Pero lo esperé. Son las seis en punto cuando me levanto del sillón, dispuesta a marcharme. Siento una cólera que ya no puedo disimular. En la última media hora me quedé conversando con la señora Agatha, quien me detiene antes de abrir la puerta.

—No te iba a decir nada, hija, pero... —La veo contrariada, hasta que suelta un suspiro—. Ese jarrón no es mío.

—Ah. —Mis mejillas se sonrojan al instante—. Disculpe, fue idea de Aaron. No debí aceptar comprar otro, seguramente tenía un valor sentimental...

—No, no. —Ella se levanta para tomar el jarrón en el estante—. El jarrón que rompieron no era mío. Ese jarrón lo compró Aaron hace tres años. Lo rompió un día jugando a la pelota dentro de la casa y lo reemplazo como si yo no me fuera a dar cuenta. Mira, en total he tenido tres jarrones. ¡Qué chiste!

Ayer me habría reído por el atrevimiento de Aaron. Me habría parecido adorable, y si él hubiera estado conmigo, se habría encogido de hombros, con una sonrisa disimulada. Porque a él no le importa nada; es exactamente eso lo que me hierve la sangre ahora. A él no le importa nada, él llega y se lava las manos. Y, por supuesto, yo lo espero.

Ya no más.

—Pero tú sabes por qué te digo esto, ¿no? —Me da una mirada significativa—. Aaron es muy gracioso hasta que empieza a molestar. Yo lo sé de primera mano. Te está haciendo eso, pero no te dejes. Tú y yo sabemos dónde está ahora. No te dejes, Sara.

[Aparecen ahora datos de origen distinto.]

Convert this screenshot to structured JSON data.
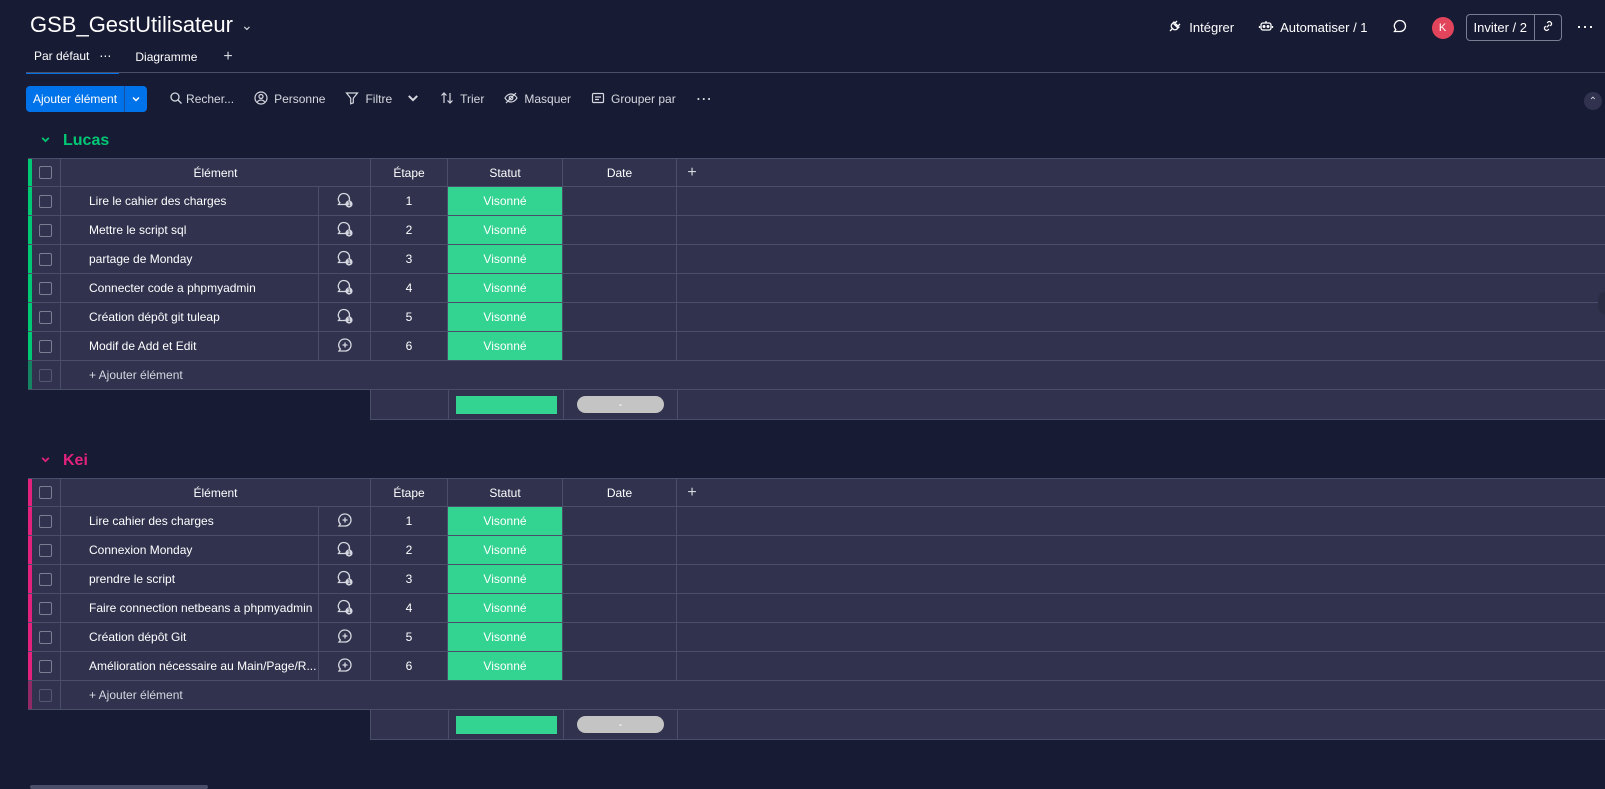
{
  "header": {
    "board_title": "GSB_GestUtilisateur",
    "integrate": "Intégrer",
    "automate": "Automatiser / 1",
    "avatar_initial": "K",
    "invite": "Inviter / 2"
  },
  "tabs": {
    "default": "Par défaut",
    "diagram": "Diagramme",
    "add": "+"
  },
  "toolbar": {
    "add_item": "Ajouter élément",
    "search": "Recher...",
    "person": "Personne",
    "filter": "Filtre",
    "sort": "Trier",
    "hide": "Masquer",
    "group_by": "Grouper par"
  },
  "columns": {
    "element": "Élément",
    "step": "Étape",
    "status": "Statut",
    "date": "Date"
  },
  "colors": {
    "accent": "#0073ea",
    "done": "#33d391",
    "lucas": "#00c875",
    "kei": "#e2227c"
  },
  "groups": [
    {
      "name": "Lucas",
      "add_item_label": "+ Ajouter élément",
      "summary_date": "-",
      "items": [
        {
          "name": "Lire le cahier des charges",
          "step": "1",
          "status": "Visonné",
          "has_updates": true
        },
        {
          "name": "Mettre le script sql",
          "step": "2",
          "status": "Visonné",
          "has_updates": true
        },
        {
          "name": "partage de Monday",
          "step": "3",
          "status": "Visonné",
          "has_updates": true
        },
        {
          "name": "Connecter code a phpmyadmin",
          "step": "4",
          "status": "Visonné",
          "has_updates": true
        },
        {
          "name": "Création dépôt git tuleap",
          "step": "5",
          "status": "Visonné",
          "has_updates": true
        },
        {
          "name": "Modif de Add et Edit",
          "step": "6",
          "status": "Visonné",
          "has_updates": false
        }
      ]
    },
    {
      "name": "Kei",
      "add_item_label": "+ Ajouter élément",
      "summary_date": "-",
      "items": [
        {
          "name": "Lire cahier des charges",
          "step": "1",
          "status": "Visonné",
          "has_updates": false
        },
        {
          "name": "Connexion Monday",
          "step": "2",
          "status": "Visonné",
          "has_updates": true
        },
        {
          "name": "prendre le script",
          "step": "3",
          "status": "Visonné",
          "has_updates": true
        },
        {
          "name": "Faire connection netbeans a phpmyadmin",
          "step": "4",
          "status": "Visonné",
          "has_updates": true
        },
        {
          "name": "Création dépôt Git",
          "step": "5",
          "status": "Visonné",
          "has_updates": false
        },
        {
          "name": "Amélioration nécessaire au Main/Page/R...",
          "step": "6",
          "status": "Visonné",
          "has_updates": false
        }
      ]
    }
  ]
}
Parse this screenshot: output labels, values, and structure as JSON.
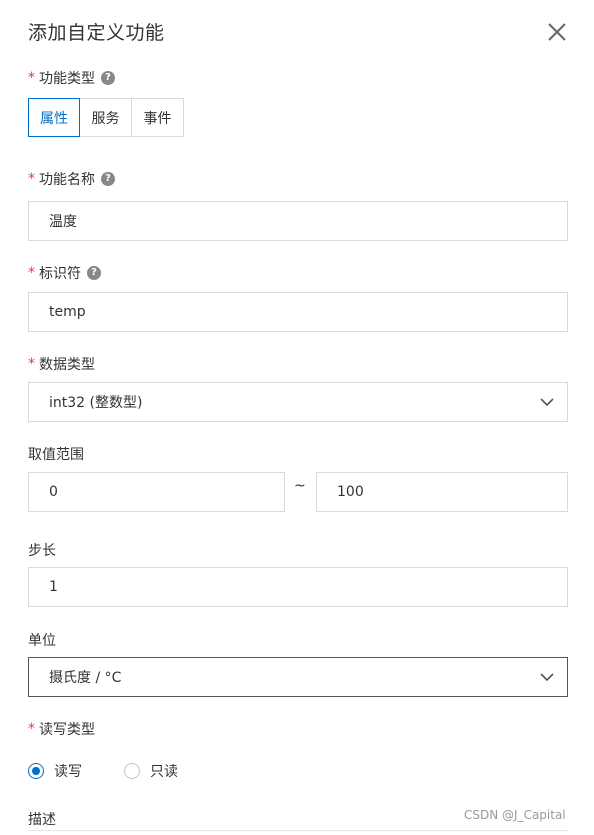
{
  "dialog": {
    "title": "添加自定义功能",
    "close_icon": "close-icon"
  },
  "function_type": {
    "label": "功能类型",
    "required_mark": "*",
    "help_icon": "?",
    "options": [
      "属性",
      "服务",
      "事件"
    ],
    "selected": "属性"
  },
  "function_name": {
    "label": "功能名称",
    "required_mark": "*",
    "help_icon": "?",
    "value": "温度"
  },
  "identifier": {
    "label": "标识符",
    "required_mark": "*",
    "help_icon": "?",
    "value": "temp"
  },
  "data_type": {
    "label": "数据类型",
    "required_mark": "*",
    "value": "int32 (整数型)",
    "icon": "chevron-down-icon"
  },
  "value_range": {
    "label": "取值范围",
    "min": "0",
    "separator": "~",
    "max": "100"
  },
  "step": {
    "label": "步长",
    "value": "1"
  },
  "unit": {
    "label": "单位",
    "value": "摄氏度 / °C",
    "icon": "chevron-down-icon"
  },
  "rw_type": {
    "label": "读写类型",
    "required_mark": "*",
    "options": [
      "读写",
      "只读"
    ],
    "selected": "读写"
  },
  "description": {
    "label": "描述"
  },
  "watermark": "CSDN @J_Capital",
  "colors": {
    "accent": "#0070cc",
    "required": "#e4393c",
    "border": "#d9d9d9",
    "help_icon_bg": "#888888"
  }
}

Por supuesto. Yo sé con quién está.

Al salir me pega el aire fresco del verano. Respiro su silencio, y es así que tengo fuerzas para caminar como si la vida no me pesara. No me di cuenta de lo mucho que avanzaron mi sentimientos por él, pero aquí estoy, desilusionada. Sé que estoy hundida porque me estoy preguntando toda clase de sinsentidos. ¿Por qué Aaron no se fija en mí? ¿Qué me falta, qué estoy haciendo mal? ¿Por qué no le gusto al único chico que quiero gustarle?

Me pregunto también cuándo bajé la guardia, si yo sabía que él siempre regresaba a ella.

Esta es la historia de amor de Aaron e Isabel, el cuento que encaja en mi estantería. Se van a querer hasta el final, no importa cuántas veces se separen. Son almas gemelas, e incluso en continentes distintos, sus corazones encuentran el camino para estar juntos. Así lo ha decidido el destino. Qué sino tan cruel, pues, que me ha enseñado a la mala que yo soy la chica que se queda mirando.

María me está esperando el la vereda. Sus ojos están caídos, y cuando estos se encuentran con los míos vuelvo a ver esa compasión de la señora Agatha. Sé que también los ha visto en el parque, pero no digo nada. No quiero hablar.

Ni siquiera tengo hambre ya. Me tumbo en mi cama y cuento todas las personas que me han hecho llorar alguna vez. Después de mirar el techo durante diez minutos, decido que Aaron no será uno de ellos. Esta noche, por lo menos, voy a fingir que soy fuerte.